Après deux premiers volumes déjantés qui plantaient l’univers de la série, Deathco est de retour chez Casterman avec un tome 3 mené tambours battants, qui bifurque dans sa dernière partie pour aboutir à un cliffhanger qui promet un tome 4 rempli de suspense et résolument sanglant.

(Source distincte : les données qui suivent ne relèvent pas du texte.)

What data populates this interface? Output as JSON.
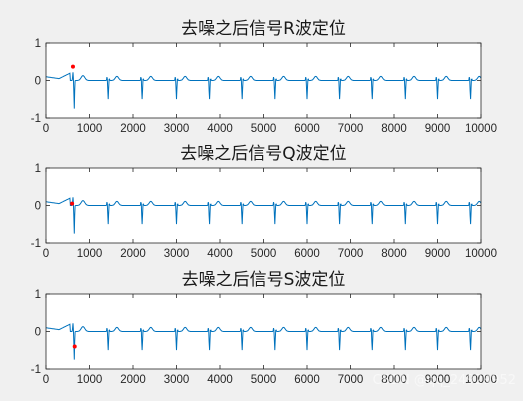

Un manga sans temps mort, apportant son lot de révélations
Tout en se plaçant narrativement dans la continuité de ce qui a précédé, cette suite diffère par plusieurs apects de ce qu’Atsushi Kaneko avait pu établir jusque-là. Pour commencer, le dialogue est quasi-absent de la première moitié du volume, resserrant encore davantage, si cela était possible, les planches autour de l’action. En mauvaise posture après s’être heurtée aux tueurs qui cherchent à décimer les Reapers, la redoutable et quasi-indestructible Deathko est faite prisonnière et l’on menace de la torturer pour lui faire révéler les secrets de la Guilde, l’organisation qui envoie leur mission aux tueurs à gages afin de liquider des cibles précises. Bien entendu, cette situation ne durera guère et elle parviendra à tourner les choses à son avantage. Le reste du manga, dans le ton second degré qui caractérise la série, nous en apprendra davantage sur les relations de cette étrange gamine complètement autiste et Madame M, sa bienfaitrice, sur laquelle on sait très peu de choses.
Si le mangaka entretient encore et toujours le mystère sur son héroïne, son histoire et celle de la Guilde, il abat méthodiquement ses cartes et nous donne malgré tout l’impression d’avancer et de savoir où il va, alors même que Deathco aurait facilement pu s’enliser dans la seule accumulation de contrats remplis de manière expéditive par l’adolescente gothique. Si l’on ignore encore toute l’histoire de Madame M et les raisons profondes qui la poussent à agir, nous apprendrons néanmoins pourquoi elle veille sur Deathko, dont elle seule connaît la véritable identité. L’histoire personnelle de cette dernière, qui apparaît toujours complètement dépersonnalisée, broyant du noir en semblant se fondre dans une sorte de dépression cataclysmique, comme si elle portait tout le poids du monde sans raison aucune, ne sera pas davantage révélée. Mais en faisant quelques révélations prépondérantes, Atsushi Kaneko créé un suspense certain.
Une suite qui s’annonce… apocalyptique
Deathco tome 3 se lit très vite (30 mn tout au plus) et emprunte un chemin narratif différent dans sa dernière partie, donc, où l’accent n’est pas tant mis sur la cible en elle-même que sur ses agissements, dont on sent, pour la première fois, qu’ils pourraient mener à une véritable catastrophe tandis que le sort des précédentes cibles de la Reaper était plus ou moins réglé d’avance. Et, bien entendu, la catastrophe tant redoutée finira bel et bien par se produire, laissant deviner une suite apocalyptique, où les tueurs à gages de la Guilde ne seront plus le premier soucis des crapules en tous genres peuplant ce monde dystopique dont la violence grand guignolesque, tout en clair-obscur, lorgne ouvertement du côté des comics à la Frank Miller, Batman ou The Crow.
Graphiquement, ce troisième tome est toujours très efficace, avec un découpage ultra-dynamique et sans temps mort. On constatera d’ailleurs que l’accent est davantage mis sur les personnages et moins sur les décors, qui nous étaient présentés avec un grand soucis du détail dans les précédents volume, notamment le premier. Puisque nous connaissons à présent les personnages et les principaux lieux de l’action, l’ambiance néo-noir un peu mystérieuse et flottante cède la place à un déchaînement de violence qui, s’il était déjà présent dans les tomes 1 et 2, est ici bien plus poussé par l’enchaînement de ces passages.
Les bastons et exécutions ne sont pas les plus gores de la série, qui s’est déjà montrée plus vicieuse, mais nous avons clairement l’impression de nous trouver au sein d’un volume de transition, enchaînant les rebondissements pour mieux nous surprendre dans sa conclusion. Encore une fois, Atsushi Kaneko livre un manga très cinématographique, et, si l’on pourra peut-être regretter que l’ambiance soit moins travaillée, l’auteur parvient à capter l’attention du lecteur en donnant un tour pour le moins intrigant à sa série, dont on sent qu’elle pourrait clairement partir dans n’importe quelle direction, ce qui ne peut qu’attiser notre curiosité pour la suite.
Deathco tome 3 d’Atsushi Kaneko, Casterman, sortie le 25 mai 2016, 200 pages.8,45€.